Lévy ou Musso : il ne faut pas forcément choisir !
En vérité je vous le dis, oui je vous l’avoue, un soupçon de honte aux joues, lors des congés de Noël j’ai dévoré (et le mot est faible) du Musso et du Lévy, oui, moi, lectrice élitiste entre toutes !
Mais attention, j’ai une (bonne) excuse : à cette époque je venais de passer 6 mois sur une infernale traduction du XVIIe anglais (Sir Merivel, pour ne pas le nommer) et j’étais en sur saturation intellectuelle, donc juste désireuse de me vider l’esprit au plus vite et de la manière la plus basique qu’il soit.
Bien sûr j’aurais pu prendre du milieu de gamme et me distraire avec des livres non littéraires mais corrects.
Eh bien non, et je crois que ma newsletter y est un peu pour quelque chose : j’ai éprouvé le souci de tester (là, le mot est juste) les clés du succès de ces deux messieurs, non pour les copier – je crois bien en être incapable, et puis cela ne m’intéresse pas vraiment non plus, même pas sous pseudonyme – mais simplement par goût de comprendre, et d’analyser.
Le souci est que je me suis fait prendre au jeu… A tel point que j’ai tenté en parallèle durant cette même période de lire Le Jardin des Finzi-Contini de Giorgio Bassani – un grand classique italien, paraît-il – et qu’à chaque fois Lévy et Musso, tandem d’enfer s’il en est, ont gagné haut la main, ce qui n’est pas peu dire dans mon cas.
Je serais bien incapable aujourd’hui (où j’ai viré ma cuti), près de deux mois plus tard, de vous citer des titres ou des synopsis, ils sont de toute façon tous interchangeables et formatés, et à quelques nuances près Lévy est la copie conforme de Musso et inversement, ce qui en dit déjà long sur leur identité (non existante) d’auteurs…
Lévy et Musso : l’orgie !
Dans un premier temps, reconnaissons-le, j’ai avalé un livre par jour (je lis très vite), avec un œil certes critique mais néanmoins attirée que j’étais, et emportée, par l’intrigue, excessivement bien ficelée dans certains cas, il convient de l’admettre.

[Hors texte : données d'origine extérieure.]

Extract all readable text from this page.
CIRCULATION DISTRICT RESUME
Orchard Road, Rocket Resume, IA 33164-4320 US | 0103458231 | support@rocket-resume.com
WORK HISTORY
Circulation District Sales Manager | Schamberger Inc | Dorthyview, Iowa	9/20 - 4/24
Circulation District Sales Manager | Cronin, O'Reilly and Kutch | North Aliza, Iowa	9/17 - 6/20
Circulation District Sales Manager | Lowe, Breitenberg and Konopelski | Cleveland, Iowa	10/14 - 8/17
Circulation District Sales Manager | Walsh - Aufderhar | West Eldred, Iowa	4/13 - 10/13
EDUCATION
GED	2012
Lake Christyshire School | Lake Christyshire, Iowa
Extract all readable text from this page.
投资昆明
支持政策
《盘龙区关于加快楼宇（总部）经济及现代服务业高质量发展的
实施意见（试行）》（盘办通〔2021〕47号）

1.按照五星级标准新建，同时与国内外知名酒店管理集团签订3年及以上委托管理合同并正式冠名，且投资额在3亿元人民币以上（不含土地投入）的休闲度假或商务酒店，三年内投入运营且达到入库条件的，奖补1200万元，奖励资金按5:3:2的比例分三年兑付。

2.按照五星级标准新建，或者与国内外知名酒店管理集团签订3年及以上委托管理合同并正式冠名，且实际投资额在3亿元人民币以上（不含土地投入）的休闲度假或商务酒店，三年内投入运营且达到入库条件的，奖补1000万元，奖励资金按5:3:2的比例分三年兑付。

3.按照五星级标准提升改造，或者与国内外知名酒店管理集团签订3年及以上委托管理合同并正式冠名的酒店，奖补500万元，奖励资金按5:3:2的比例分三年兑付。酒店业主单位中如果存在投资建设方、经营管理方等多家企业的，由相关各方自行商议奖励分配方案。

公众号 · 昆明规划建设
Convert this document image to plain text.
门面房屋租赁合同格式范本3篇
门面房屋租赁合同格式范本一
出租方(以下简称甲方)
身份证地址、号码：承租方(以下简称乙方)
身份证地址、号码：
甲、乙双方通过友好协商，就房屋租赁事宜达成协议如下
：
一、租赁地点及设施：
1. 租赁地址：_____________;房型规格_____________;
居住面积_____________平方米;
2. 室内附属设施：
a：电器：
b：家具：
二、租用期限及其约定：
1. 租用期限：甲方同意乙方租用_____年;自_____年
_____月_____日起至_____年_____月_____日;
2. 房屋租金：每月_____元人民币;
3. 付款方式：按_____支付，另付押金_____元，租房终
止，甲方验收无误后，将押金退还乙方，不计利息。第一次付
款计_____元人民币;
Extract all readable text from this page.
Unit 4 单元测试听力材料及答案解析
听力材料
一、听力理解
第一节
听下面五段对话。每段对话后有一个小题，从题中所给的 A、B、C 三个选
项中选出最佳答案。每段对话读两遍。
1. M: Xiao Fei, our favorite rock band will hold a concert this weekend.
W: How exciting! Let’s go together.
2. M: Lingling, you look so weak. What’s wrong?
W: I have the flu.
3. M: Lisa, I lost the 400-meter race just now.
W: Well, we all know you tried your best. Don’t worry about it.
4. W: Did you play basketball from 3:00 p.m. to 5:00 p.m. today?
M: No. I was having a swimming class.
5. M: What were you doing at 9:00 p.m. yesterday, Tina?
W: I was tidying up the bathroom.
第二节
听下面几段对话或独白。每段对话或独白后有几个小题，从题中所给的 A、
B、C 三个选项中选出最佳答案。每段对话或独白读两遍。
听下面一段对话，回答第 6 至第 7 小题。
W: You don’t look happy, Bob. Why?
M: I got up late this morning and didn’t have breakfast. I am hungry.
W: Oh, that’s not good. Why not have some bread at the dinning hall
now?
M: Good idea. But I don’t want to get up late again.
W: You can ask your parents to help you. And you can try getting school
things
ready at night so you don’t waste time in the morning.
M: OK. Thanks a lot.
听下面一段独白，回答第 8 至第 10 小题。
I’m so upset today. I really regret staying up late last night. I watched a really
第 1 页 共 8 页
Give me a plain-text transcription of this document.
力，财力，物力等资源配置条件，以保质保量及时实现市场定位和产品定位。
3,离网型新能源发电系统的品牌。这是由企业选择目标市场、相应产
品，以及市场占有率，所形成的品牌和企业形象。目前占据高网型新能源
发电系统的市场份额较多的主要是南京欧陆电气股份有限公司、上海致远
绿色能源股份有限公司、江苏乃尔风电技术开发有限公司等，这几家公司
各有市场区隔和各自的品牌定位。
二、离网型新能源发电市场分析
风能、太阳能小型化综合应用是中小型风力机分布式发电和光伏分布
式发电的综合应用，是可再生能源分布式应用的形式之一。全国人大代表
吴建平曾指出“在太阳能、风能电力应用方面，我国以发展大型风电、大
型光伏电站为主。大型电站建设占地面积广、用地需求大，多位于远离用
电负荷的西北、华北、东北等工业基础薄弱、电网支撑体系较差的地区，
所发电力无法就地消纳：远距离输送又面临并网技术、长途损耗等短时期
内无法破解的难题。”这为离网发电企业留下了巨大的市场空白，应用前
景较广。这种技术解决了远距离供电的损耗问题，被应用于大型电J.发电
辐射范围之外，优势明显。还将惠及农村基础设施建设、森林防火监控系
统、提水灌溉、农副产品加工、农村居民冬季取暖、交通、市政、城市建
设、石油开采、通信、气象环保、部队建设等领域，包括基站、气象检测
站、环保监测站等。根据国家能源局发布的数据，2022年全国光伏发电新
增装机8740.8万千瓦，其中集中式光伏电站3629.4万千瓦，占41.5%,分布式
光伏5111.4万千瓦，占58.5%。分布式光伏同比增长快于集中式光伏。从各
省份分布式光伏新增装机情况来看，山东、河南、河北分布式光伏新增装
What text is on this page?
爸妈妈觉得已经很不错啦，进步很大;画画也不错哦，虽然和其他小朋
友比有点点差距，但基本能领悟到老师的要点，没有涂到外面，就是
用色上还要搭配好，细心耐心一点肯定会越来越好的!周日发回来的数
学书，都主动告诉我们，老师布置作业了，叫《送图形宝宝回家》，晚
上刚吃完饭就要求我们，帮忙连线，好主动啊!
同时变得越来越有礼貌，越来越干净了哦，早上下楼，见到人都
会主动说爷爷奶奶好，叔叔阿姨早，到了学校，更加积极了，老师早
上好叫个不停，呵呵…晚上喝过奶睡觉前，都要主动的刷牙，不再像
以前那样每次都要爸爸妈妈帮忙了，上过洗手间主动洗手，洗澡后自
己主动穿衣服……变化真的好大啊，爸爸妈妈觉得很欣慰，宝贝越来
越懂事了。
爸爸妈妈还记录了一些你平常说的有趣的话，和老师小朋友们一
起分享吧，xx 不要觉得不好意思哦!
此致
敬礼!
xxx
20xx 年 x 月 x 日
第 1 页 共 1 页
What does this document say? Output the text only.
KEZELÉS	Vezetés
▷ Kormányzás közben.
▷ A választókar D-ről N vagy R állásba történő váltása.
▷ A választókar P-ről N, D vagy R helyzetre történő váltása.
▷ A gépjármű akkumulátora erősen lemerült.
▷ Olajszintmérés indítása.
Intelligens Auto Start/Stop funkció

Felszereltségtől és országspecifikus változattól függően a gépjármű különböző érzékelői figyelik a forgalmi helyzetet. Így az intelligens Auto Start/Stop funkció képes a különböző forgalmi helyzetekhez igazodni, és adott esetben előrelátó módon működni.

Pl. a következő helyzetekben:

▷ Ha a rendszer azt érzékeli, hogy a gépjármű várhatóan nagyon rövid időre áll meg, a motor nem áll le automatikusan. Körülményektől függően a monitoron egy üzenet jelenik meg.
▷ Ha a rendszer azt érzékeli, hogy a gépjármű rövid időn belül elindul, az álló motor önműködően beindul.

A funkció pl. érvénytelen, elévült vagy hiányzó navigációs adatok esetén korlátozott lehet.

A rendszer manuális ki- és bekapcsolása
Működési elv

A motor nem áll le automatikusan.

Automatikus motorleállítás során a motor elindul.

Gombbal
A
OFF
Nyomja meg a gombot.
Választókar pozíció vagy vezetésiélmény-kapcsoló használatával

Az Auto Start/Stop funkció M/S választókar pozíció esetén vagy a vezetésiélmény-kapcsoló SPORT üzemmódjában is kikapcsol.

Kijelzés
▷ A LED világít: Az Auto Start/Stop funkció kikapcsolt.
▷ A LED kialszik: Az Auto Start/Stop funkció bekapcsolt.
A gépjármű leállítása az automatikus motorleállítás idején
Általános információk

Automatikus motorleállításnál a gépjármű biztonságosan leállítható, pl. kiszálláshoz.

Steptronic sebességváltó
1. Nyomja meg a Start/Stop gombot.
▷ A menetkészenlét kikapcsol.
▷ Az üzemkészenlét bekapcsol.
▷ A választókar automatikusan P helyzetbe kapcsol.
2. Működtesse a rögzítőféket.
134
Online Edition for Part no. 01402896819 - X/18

J’en avais commandé 5 ou 6 chez Amazon, crois-je me souvenir, pensant que cela me durerait les dix jours de mes congés, en parallèle avec Le Jardin des Finzi-Contini comme antidote ; le souci fut que ce dernier s’est fait battre à plate couture à chaque fois – je l’ai d’ailleurs totalement remisé à la moitié depuis – et que j’étais désespérée de ne plus avoir rien à lire. Plus rien est vite dit quand l’on connaît l’étendue de ma bibliothèque, disons que je n’avais plus de Lévy/Musso à lire et que j’en éprouvais comme un manque, le mot est lâché – attention, cependant, j’ai par ailleurs quelques petites tendances naturelles à l’addiction, rien de trop grave, mais tout de même… 😉
Donc, c’est telle une droguée en manque que je me suis extirpée de chez moi – or, d’ordinaire, durant mes congés de Noël je ne sors pas pendant dix jours, c’est mon idée à moi d’un bonheur tranquille – pour m’en aller quérir, pleine d’espoir, nombre de nouveaux exemplaires chez le bouquiniste du coin, ce qui, pour quelqu’un comme moi, était déjà insensé !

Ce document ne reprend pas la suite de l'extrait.